Previous studies from our lab modelling chronic stress exposure through paternal corticosterone supplementation preconception revealed altered anxiety and depression-relevant behaviours in male progeny. Given the strong presence of sociability deficits in various affective disorders, we sought to characterise social behaviour across generations in our model. Additionally, we had reported significant changes to sperm sncRNA content associated with corticosterone supplementation but DNA methylation, a key epigenetic modification, had yet to be investigated.

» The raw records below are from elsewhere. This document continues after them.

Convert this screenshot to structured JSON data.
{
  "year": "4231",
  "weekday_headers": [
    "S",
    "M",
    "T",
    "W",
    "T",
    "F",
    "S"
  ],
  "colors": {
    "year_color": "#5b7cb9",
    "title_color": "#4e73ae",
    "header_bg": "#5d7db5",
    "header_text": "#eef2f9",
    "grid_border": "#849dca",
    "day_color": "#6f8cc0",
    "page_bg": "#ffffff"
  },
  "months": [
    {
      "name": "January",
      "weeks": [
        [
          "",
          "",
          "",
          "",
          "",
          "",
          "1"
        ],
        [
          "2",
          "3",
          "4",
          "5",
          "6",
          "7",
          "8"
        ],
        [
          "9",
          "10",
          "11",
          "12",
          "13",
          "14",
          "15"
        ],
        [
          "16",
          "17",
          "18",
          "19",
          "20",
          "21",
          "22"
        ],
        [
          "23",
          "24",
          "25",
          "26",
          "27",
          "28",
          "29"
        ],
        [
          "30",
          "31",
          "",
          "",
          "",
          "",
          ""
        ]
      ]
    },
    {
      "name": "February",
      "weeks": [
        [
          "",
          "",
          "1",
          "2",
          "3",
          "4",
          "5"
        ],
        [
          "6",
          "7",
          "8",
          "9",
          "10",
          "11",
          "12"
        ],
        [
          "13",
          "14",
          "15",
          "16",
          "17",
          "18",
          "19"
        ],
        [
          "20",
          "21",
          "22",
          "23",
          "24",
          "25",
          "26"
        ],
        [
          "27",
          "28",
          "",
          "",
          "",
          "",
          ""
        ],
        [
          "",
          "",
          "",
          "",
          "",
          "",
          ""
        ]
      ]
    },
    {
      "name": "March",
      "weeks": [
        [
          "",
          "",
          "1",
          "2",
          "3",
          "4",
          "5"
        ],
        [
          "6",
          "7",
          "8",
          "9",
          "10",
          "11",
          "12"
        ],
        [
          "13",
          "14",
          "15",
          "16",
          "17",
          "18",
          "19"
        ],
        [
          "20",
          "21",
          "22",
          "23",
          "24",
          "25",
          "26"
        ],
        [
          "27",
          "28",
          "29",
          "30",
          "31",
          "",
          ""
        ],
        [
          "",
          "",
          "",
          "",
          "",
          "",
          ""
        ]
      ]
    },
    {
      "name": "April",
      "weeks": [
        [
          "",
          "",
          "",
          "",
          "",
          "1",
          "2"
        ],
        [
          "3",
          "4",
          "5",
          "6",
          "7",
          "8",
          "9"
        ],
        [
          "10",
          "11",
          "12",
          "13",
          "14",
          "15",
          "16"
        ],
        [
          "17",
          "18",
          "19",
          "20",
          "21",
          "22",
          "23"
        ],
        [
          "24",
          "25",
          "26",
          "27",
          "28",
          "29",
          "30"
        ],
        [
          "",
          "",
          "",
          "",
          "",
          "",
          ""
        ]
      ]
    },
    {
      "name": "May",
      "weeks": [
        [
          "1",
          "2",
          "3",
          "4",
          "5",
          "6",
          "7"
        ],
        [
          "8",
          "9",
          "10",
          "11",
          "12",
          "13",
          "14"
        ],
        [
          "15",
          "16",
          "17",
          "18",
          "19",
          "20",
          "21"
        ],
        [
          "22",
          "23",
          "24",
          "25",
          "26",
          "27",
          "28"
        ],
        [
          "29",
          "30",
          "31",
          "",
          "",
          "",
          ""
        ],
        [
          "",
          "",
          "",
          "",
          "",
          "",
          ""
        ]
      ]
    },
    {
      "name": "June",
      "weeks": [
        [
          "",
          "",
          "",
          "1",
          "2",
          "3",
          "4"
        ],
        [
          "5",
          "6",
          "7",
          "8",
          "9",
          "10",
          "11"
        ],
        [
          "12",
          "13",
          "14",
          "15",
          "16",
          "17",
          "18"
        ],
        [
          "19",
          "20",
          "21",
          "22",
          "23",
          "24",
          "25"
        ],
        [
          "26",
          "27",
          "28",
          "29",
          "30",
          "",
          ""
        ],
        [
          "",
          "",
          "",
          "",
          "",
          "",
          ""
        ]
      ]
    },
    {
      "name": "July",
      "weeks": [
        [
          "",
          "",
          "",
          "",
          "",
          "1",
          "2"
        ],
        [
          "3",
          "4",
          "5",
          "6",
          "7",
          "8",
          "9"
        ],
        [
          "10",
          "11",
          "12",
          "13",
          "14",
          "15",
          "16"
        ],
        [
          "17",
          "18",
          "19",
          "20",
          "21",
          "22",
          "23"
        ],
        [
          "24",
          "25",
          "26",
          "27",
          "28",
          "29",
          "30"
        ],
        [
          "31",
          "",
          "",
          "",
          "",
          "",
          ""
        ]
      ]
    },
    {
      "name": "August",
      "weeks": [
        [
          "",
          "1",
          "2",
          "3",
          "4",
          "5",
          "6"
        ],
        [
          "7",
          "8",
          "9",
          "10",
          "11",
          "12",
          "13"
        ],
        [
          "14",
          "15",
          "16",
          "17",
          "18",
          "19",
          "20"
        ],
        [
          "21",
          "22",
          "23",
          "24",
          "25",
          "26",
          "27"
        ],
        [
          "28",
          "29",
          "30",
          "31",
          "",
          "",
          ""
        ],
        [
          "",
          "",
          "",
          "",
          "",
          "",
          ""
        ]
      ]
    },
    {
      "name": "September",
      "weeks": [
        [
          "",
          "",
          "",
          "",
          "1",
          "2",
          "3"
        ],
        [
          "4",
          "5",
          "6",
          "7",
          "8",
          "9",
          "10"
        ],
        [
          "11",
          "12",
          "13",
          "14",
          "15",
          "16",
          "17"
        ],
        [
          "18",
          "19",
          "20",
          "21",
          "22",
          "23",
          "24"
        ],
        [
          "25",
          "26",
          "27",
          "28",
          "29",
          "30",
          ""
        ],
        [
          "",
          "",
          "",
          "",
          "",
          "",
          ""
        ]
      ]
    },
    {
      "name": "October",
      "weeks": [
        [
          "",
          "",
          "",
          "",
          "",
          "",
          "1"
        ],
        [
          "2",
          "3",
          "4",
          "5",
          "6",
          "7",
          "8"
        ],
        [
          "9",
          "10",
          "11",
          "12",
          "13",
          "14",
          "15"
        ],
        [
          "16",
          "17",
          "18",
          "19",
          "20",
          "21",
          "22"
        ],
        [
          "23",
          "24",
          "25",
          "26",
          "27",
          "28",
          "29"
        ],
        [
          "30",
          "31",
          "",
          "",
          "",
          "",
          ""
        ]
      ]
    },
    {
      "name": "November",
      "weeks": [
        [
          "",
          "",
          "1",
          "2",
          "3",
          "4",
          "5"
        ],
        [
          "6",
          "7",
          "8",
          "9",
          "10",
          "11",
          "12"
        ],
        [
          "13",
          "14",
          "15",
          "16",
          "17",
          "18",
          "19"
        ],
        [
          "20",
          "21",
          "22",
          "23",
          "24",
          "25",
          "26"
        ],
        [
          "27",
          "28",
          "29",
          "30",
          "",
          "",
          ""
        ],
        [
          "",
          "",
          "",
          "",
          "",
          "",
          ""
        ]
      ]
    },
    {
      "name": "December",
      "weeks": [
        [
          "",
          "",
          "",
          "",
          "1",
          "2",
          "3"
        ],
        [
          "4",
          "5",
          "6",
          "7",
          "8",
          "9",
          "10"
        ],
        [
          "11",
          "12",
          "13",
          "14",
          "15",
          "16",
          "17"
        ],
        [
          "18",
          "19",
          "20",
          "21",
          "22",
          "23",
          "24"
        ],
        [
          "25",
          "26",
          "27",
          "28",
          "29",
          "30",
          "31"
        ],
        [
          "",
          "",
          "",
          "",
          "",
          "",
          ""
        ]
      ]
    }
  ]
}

Two generations of adult male progeny derived from C57BL/6J male mice treated with corticosterone for 4 weeks prior to paired-matings were assessed using the Mate-Choice Test. This involved a modified 3-chamber interaction test, where female mice on oestrous explored the apparatus while the males were contained, indicating their relative attractiveness. Protein concentration and gene expression of the male pheromone Major Urinary Protein (MUP) were quantified in urine and liver, respectively. Sperm from corticosterone-treated mice were harvested from the caudal epididymis and DNA was extracted, then processed for Oxford Nanopore long-read sequencing, followed by in-house bioinformatic analyses to detect differential methylation.
Paternal corticosterone exposure was associated with increased female attraction towards male offspring (PatCORT), with no differences observed for grand offspring (GPatCORT). These observations were not attributable solely to an overall change in urinary MUP protein levels. However, specific MUP subtypes (MUP20 and Major MUP bands) were found to be decreased in PatCORT urine. No differences in these MUP subtypes were found from GPatCORT urine. Interestingly, we found that corticosterone-treatment resulted in altered sperm DNA methylation in regions proximal to Mup genes.
Paternal stress preconception may influence social behaviour intergenerationally, as we found altered male attractiveness across one generation of progeny. These changes were unexpectedly accompanied by lower urinary MUP levels in the male offspring. Further investigations into the male PatCORT response to female urine could clarify these results.